Marine Le Pen tritt an, um zu verlieren

Miesepeter, Donnerstag, 21.04.2022, 13:29 (vor 1350 Tagen) @ eastman3327 Views
bearbeitet von Miesepeter, Donnerstag, 21.04.2022, 14:08

In der zweiten Elefantenrunde (Youtube, nur für Französischsprachler) wiederholte sich exakt das selbe Muster, welches schon im ersten Duell vor 5 Jahren zu beobachten war. Damals sah man eine Marine Le Pen - welche in Sachen Rhetorik und Schlagfertigkeit in Deutschland von keinem Politiker erreicht wird - wie sie konträr zu all den Debatten und Interviews der Vorjahre im entscheidenden Moment völlig versagte, jegliche Klarheit vermissen liess, unzusammenhängend schwabulierte und dem Kontrahenten ständig unangenehm ins Wort fiel, während dieser den Grandseigneur und Oberlehrer gab.

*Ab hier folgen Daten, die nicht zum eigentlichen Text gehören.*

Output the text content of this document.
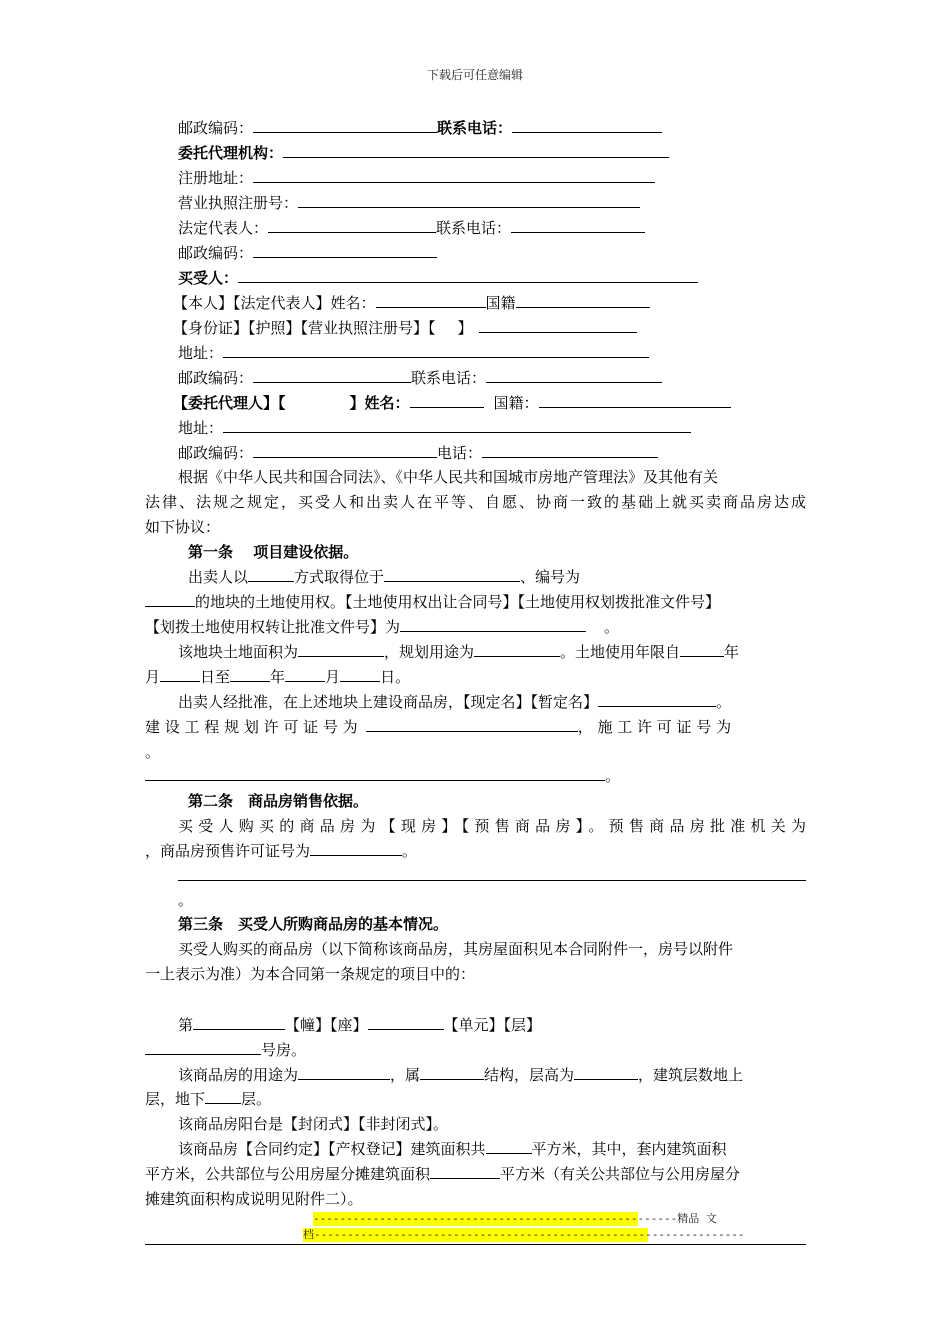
下载后可任意编辑
邮政编码：	联系电话：
委托代理机构：
注册地址：
营业执照注册号：
法定代表人：	联系电话：
邮政编码：
买受人：
【本人】【法定代表人】姓名：	国籍
【身份证】【护照】【营业执照注册号】【 】
地址：
邮政编码：	联系电话：
【委托代理人】【	】姓名：	国籍：
地址：
邮政编码：	电话：
根据《中华人民共和国合同法》、《中华人民共和国城市房地产管理法》及其他有关
法律、法规之规定，买受人和出卖人在平等、自愿、协商一致的基础上就买卖商品房达成
如下协议：
第一条　 项目建设依据。
出卖人以	方式取得位于	、编号为
的地块的土地使用权。【土地使用权出让合同号】【土地使用权划拨批准文件号】
【划拨土地使用权转让批准文件号】为	。
该地块土地面积为	，规划用途为	。土地使用年限自	年
月	日至	年	月	日。
出卖人经批准，在上述地块上建设商品房，【现定名】【暂定名】	。
建 设 工 程 规 划 许 可 证 号 为	， 施 工 许 可 证 号 为
。
。
第二条　商品房销售依据。
买受人购买的商品房为【现房】【预售商品房】。预售商品房批准机关为
，商品房预售许可证号为	。
。
第三条　买受人所购商品房的基本情况。
买受人购买的商品房（以下简称该商品房，其房屋面积见本合同附件一，房号以附件
一上表示为准）为本合同第一条规定的项目中的：
第	【幢】【座】	【单元】【层】
号房。
该商品房的用途为	，属	结构，层高为	，建筑层数地上
层，地下 层。
该商品房阳台是【封闭式】【非封闭式】。
该商品房【合同约定】【产权登记】建筑面积共	平方米，其中，套内建筑面积
平方米，公共部位与公用房屋分摊建筑面积	平方米（有关公共部位与公用房屋分
摊建筑面积构成说明见附件二）。
-------------------------------------------------------精品 文
档-----------------------------------------------------------------
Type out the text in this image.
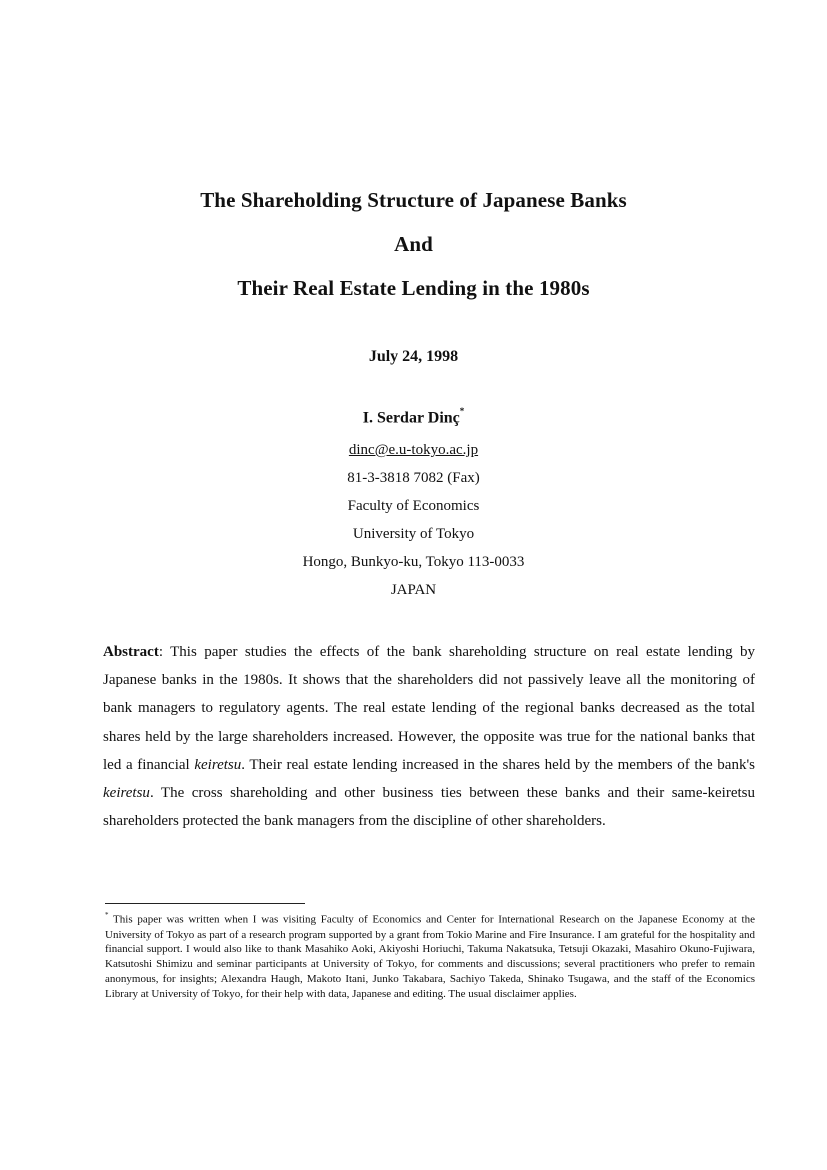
The Shareholding Structure of Japanese Banks
And
Their Real Estate Lending in the 1980s
July 24, 1998
I. Serdar Dinç*
dinc@e.u-tokyo.ac.jp
81-3-3818 7082 (Fax)
Faculty of Economics
University of Tokyo
Hongo, Bunkyo-ku, Tokyo 113-0033
JAPAN
Abstract: This paper studies the effects of the bank shareholding structure on real estate lending by Japanese banks in the 1980s. It shows that the shareholders did not passively leave all the monitoring of bank managers to regulatory agents. The real estate lending of the regional banks decreased as the total shares held by the large shareholders increased. However, the opposite was true for the national banks that led a financial keiretsu. Their real estate lending increased in the shares held by the members of the bank's keiretsu. The cross shareholding and other business ties between these banks and their same-keiretsu shareholders protected the bank managers from the discipline of other shareholders.
* This paper was written when I was visiting Faculty of Economics and Center for International Research on the Japanese Economy at the University of Tokyo as part of a research program supported by a grant from Tokio Marine and Fire Insurance. I am grateful for the hospitality and financial support. I would also like to thank Masahiko Aoki, Akiyoshi Horiuchi, Takuma Nakatsuka, Tetsuji Okazaki, Masahiro Okuno-Fujiwara, Katsutoshi Shimizu and seminar participants at University of Tokyo, for comments and discussions; several practitioners who prefer to remain anonymous, for insights; Alexandra Haugh, Makoto Itani, Junko Takabara, Sachiyo Takeda, Shinako Tsugawa, and the staff of the Economics Library at University of Tokyo, for their help with data, Japanese and editing. The usual disclaimer applies.
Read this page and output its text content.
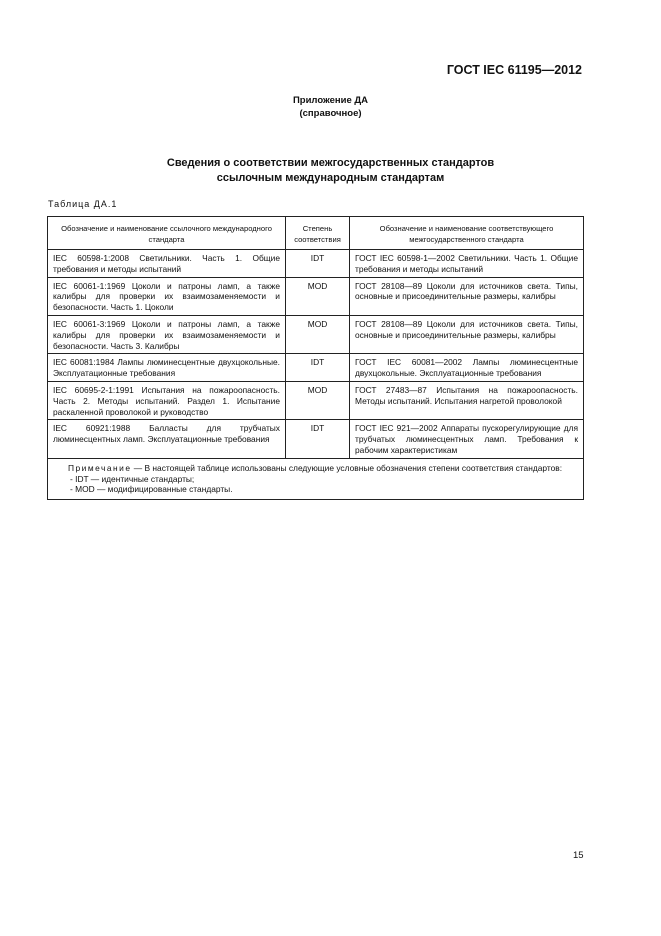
ГОСТ IEC 61195—2012
Приложение ДА
(справочное)
Сведения о соответствии межгосударственных стандартов
ссылочным международным стандартам
Таблица ДА.1
Обозначение и наименование ссылочного международного стандарта	Степень соответствия	Обозначение и наименование соответствующего межгосударственного стандарта
IEC 60598-1:2008 Светильники. Часть 1. Общие требования и методы испытаний	IDT	ГОСТ IEC 60598-1—2002 Светильники. Часть 1. Общие требования и методы испытаний
IEC 60061-1:1969 Цоколи и патроны ламп, а также калибры для проверки их взаимозаменяемости и безопасности. Часть 1. Цоколи	MOD	ГОСТ 28108—89 Цоколи для источников света. Типы, основные и присоединительные размеры, калибры
IEC 60061-3:1969 Цоколи и патроны ламп, а также калибры для проверки их взаимозаменяемости и безопасности. Часть 3. Калибры	MOD	ГОСТ 28108—89 Цоколи для источников света. Типы, основные и присоединительные размеры, калибры
IEC 60081:1984 Лампы люминесцентные двухцокольные. Эксплуатационные требования	IDT	ГОСТ IEC 60081—2002 Лампы люминесцентные двухцокольные. Эксплуатационные требования
IEC 60695-2-1:1991 Испытания на пожароопасность. Часть 2. Методы испытаний. Раздел 1. Испытание раскаленной проволокой и руководство	MOD	ГОСТ 27483—87 Испытания на пожароопасность. Методы испытаний. Испытания нагретой проволокой
IEC 60921:1988 Балласты для трубчатых люминесцентных ламп. Эксплуатационные требования	IDT	ГОСТ IEC 921—2002 Аппараты пускорегулирующие для трубчатых люминесцентных ламп. Требования к рабочим характеристикам

Примечание — В настоящей таблице использованы следующие условные обозначения степени соответствия стандартов:
- IDT — идентичные стандарты;
- MOD — модифицированные стандарты.		
15
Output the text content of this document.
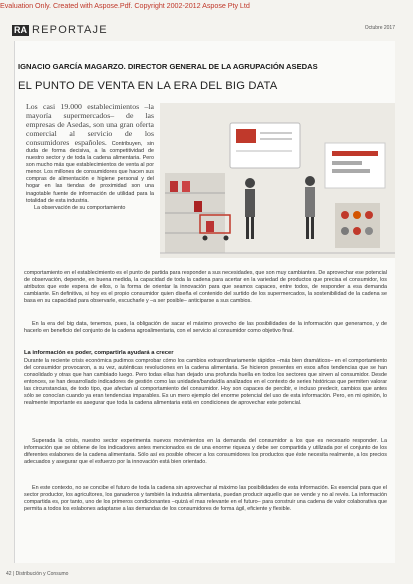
Evaluation Only. Created with Aspose.Pdf. Copyright 2002-2012 Aspose Pty Ltd
RA REPORTAJE	Octubre 2017
IGNACIO GARCÍA MAGARZO. DIRECTOR GENERAL DE LA AGRUPACIÓN ASEDAS
EL PUNTO DE VENTA EN LA ERA DEL BIG DATA
Los casi 19.000 establecimientos –la mayoría supermercados– de las empresas de Asedas, son una gran oferta comercial al servicio de los consumidores españoles. Contribuyen, sin duda de forma decisiva, a la competitividad de nuestro sector y de toda la cadena alimentaria. Pero son mucho más que establecimientos de venta al por menor. Los millones de consumidores que hacen sus compras de alimentación e higiene personal y del hogar en las tiendas de proximidad son una inagotable fuente de información de utilidad para la totalidad de esta industria.
La observación de su comportamiento
comportamiento en el establecimiento es el punto de partida para responder a sus necesidades, que son muy cambiantes. De aprovechar ese potencial de observación, depende, en buena medida, la capacidad de toda la cadena para acertar en la variedad de productos que precisa el consumidor, los atributos que este espera de ellos, o la forma de orientar la innovación para que seamos capaces, entre todos, de responder a esa demanda cambiante. En definitiva, si hoy es el propio consumidor quien diseña el contenido del surtido de los supermercados, la sostenibilidad de la cadena se basa en su capacidad para observarle, escucharle y –a ser posible– anticiparse a sus cambios.
En la era del big data, tenemos, pues, la obligación de sacar el máximo provecho de las posibilidades de la información que generamos, y de hacerlo en beneficio del conjunto de la cadena agroalimentaria, con el servicio al consumidor como objetivo final.
La información es poder, compartirla ayudará a crecer
Durante la reciente crisis económica pudimos comprobar cómo los cambios extraordinariamente rápidos –más bien dramáticos– en el comportamiento del consumidor provocaron, a su vez, auténticas revoluciones en la cadena alimentaria. Se hicieron presentes en esos años tendencias que se han consolidado y otras que han cambiado luego. Pero todas ellas han dejado una profunda huella en todos los sectores que sirven al consumidor. Desde entonces, se han desarrollado indicadores de gestión como las unidades/banda/día analizados en el contexto de series históricas que permiten valorar las circunstancias, de todo tipo, que afectan al comportamiento del consumidor. Hoy son capaces de percibir, e incluso predecir, cambios que antes sólo se conocían cuando ya eran tendencias imparables. Es un mero ejemplo del enorme potencial del uso de esta información. Pero, en mi opinión, lo realmente importante es asegurar que toda la cadena alimentaria está en condiciones de aprovechar este potencial.
Superada la crisis, nuestro sector experimenta nuevos movimientos en la demanda del consumidor a los que es necesario responder. La información que se obtiene de los indicadores antes mencionados es de una enorme riqueza y debe ser compartida y utilizada por el conjunto de los diferentes eslabones de la cadena alimentaria. Sólo así es posible ofrecer a los consumidores los productos que éste necesita realmente, a los precios adecuados y asegurar que el esfuerzo por la innovación está bien orientado.
En este contexto, no se concibe el futuro de toda la cadena sin aprovechar al máximo las posibilidades de esta información. Es esencial para que el sector productor, los agricultores, los ganaderos y también la industria alimentaria, puedan producir aquello que se vende y no al revés. La información compartida es, por tanto, uno de los primeros condicionantes –quizá el mas relevante en el futuro– para construir una cadena de valor colaborativa que permita a todos los eslabones adaptarse a las demandas de los consumidores de forma ágil, eficiente y flexible.
42 | Distribución y Consumo
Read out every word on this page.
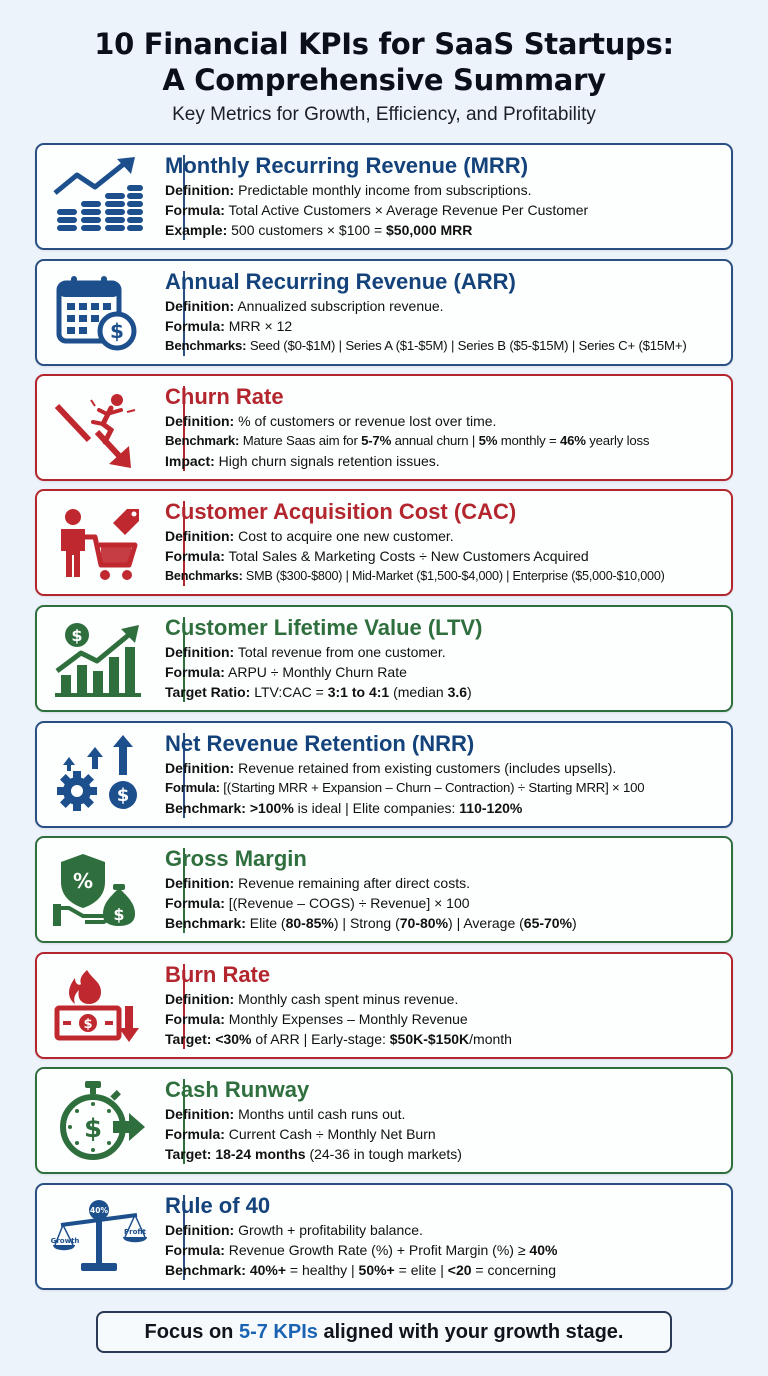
10 Financial KPIs for SaaS Startups:
A Comprehensive Summary
Key Metrics for Growth, Efficiency, and Profitability
Monthly Recurring Revenue (MRR)
Definition: Predictable monthly income from subscriptions.
Formula: Total Active Customers × Average Revenue Per Customer
Example: 500 customers × $100 = $50,000 MRR
$
Annual Recurring Revenue (ARR)
Definition: Annualized subscription revenue.
Formula: MRR × 12
Benchmarks: Seed ($0-$1M) | Series A ($1-$5M) | Series B ($5-$15M) | Series C+ ($15M+)
Churn Rate
Definition: % of customers or revenue lost over time.
Benchmark: Mature Saas aim for 5-7% annual churn | 5% monthly = 46% yearly loss
Impact: High churn signals retention issues.
Customer Acquisition Cost (CAC)
Definition: Cost to acquire one new customer.
Formula: Total Sales & Marketing Costs ÷ New Customers Acquired
Benchmarks: SMB ($300-$800) | Mid-Market ($1,500-$4,000) | Enterprise ($5,000-$10,000)
$	Customer Lifetime Value (LTV)
Definition: Total revenue from one customer.
Formula: ARPU ÷ Monthly Churn Rate
Target Ratio: LTV:CAC = 3:1 to 4:1 (median 3.6)
$
Net Revenue Retention (NRR)
Definition: Revenue retained from existing customers (includes upsells).
Formula: [(Starting MRR + Expansion – Churn – Contraction) ÷ Starting MRR] × 100
Benchmark: >100% is ideal | Elite companies: 110-120%
%
$
Gross Margin
Definition: Revenue remaining after direct costs.
Formula: [(Revenue – COGS) ÷ Revenue] × 100
Benchmark: Elite (80-85%) | Strong (70-80%) | Average (65-70%)
$
Burn Rate
Definition: Monthly cash spent minus revenue.
Formula: Monthly Expenses – Monthly Revenue
Target: <30% of ARR | Early-stage: $50K-$150K/month
$
Cash Runway
Definition: Months until cash runs out.
Formula: Current Cash ÷ Monthly Net Burn
Target: 18-24 months (24-36 in tough markets)
40%
Growth
Profit
Rule of 40
Definition: Growth + profitability balance.
Formula: Revenue Growth Rate (%) + Profit Margin (%) ≥ 40%
Benchmark: 40%+ = healthy | 50%+ = elite | <20 = concerning
Focus on 5-7 KPIs aligned with your growth stage.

Es war seinerzeit jedem geschulten Beobachter ersichtlich, dass sie nicht sie selbst war bzw. anscheinend die Debatte gar nicht gewinnen wollte. Sie hat ihren miserablen Auftritt im Nachhinein dann auch eingeräumt und sich mit der Belastung des Wahlkampfs und grosser Müdigkeit entschuldigt. Im entscheidenden Augenblick zu müde zu sein und zu versagen ist natürlich nicht die beste Bewerbung für ein Präsidialamt, zumindest nicht in den Augen ihrer potentiellen Wähler, die noch in den Kategorien des vergangenen Jahrhunderts denken.

Gestern nun wieder das gleiche Bild, wenn auch subtiler und nicht mehr so augenscheinlich und für jedermann offensichtlich. Le Pens rhetorische Qualität liegt vor allem darin, in ihren Antworten schnell den Kern einer Sache, das Wesentliche herauszustellen und dann davon ausgehend die gestellte Frage (oft offene/unterschwellige Angriffe auf ihre Einstellung/Vergangenheit/Familie) anzugehen und den darin meist enthaltenen gegnerischen Standpunkt zu entkräften. Das kann sie aus dem Stegreif, von einem höheren Prinzip auf den Einzelfall argumentieren.

Zu sehen gestern davon: nichts. Stattdessen sprang sie in ihren Antworten vom Stöckchen zum Steinchen, wieder weitestgehend inkoherent, so dass sich selbst der geneigte Zuschauer fragen musste, wie sie überhaupt in diese Runde kommen konnte. Eventuell unentschlossene Wähler kann sie nicht überzeugt haben, denn sie hat für sie keine klar erkennbaren Botschaften gehabt. Sie verlor sich im Detail und begrub ihre Vision für Frankreich darunter.

Sie wird wieder verlieren. Ihr Job ist es offenbar, den Protestwählern, welche (naiverweise) die Gesellschaft der 80/90er Jahre weitestgehend bewahren möchten, eine politische Heimat zu bieten, dabei auch durchaus das Overton-Window etwas zu verschieben (die öffentlichen Angriffe wie auch Macrons Attacken auf Le Pen sind inzwischen allgemein weniger hysterisch, einige ihrer Stammthemen finden auch Eingang in den nationalen Konsens, zb die Relokalisation der Wirtschaft, eine strengere Einwanderungspolitik, mehr Sicherheitskräfte), aber dabei auf keinen Fall in die Notlage zu kommen, die Regierungsverantwortung zu übernehmen und rückwärtsgewandte Politik zu betreiben.

Diesen Job macht sie jetzt seit 2 Jahrzehnten sehr gut.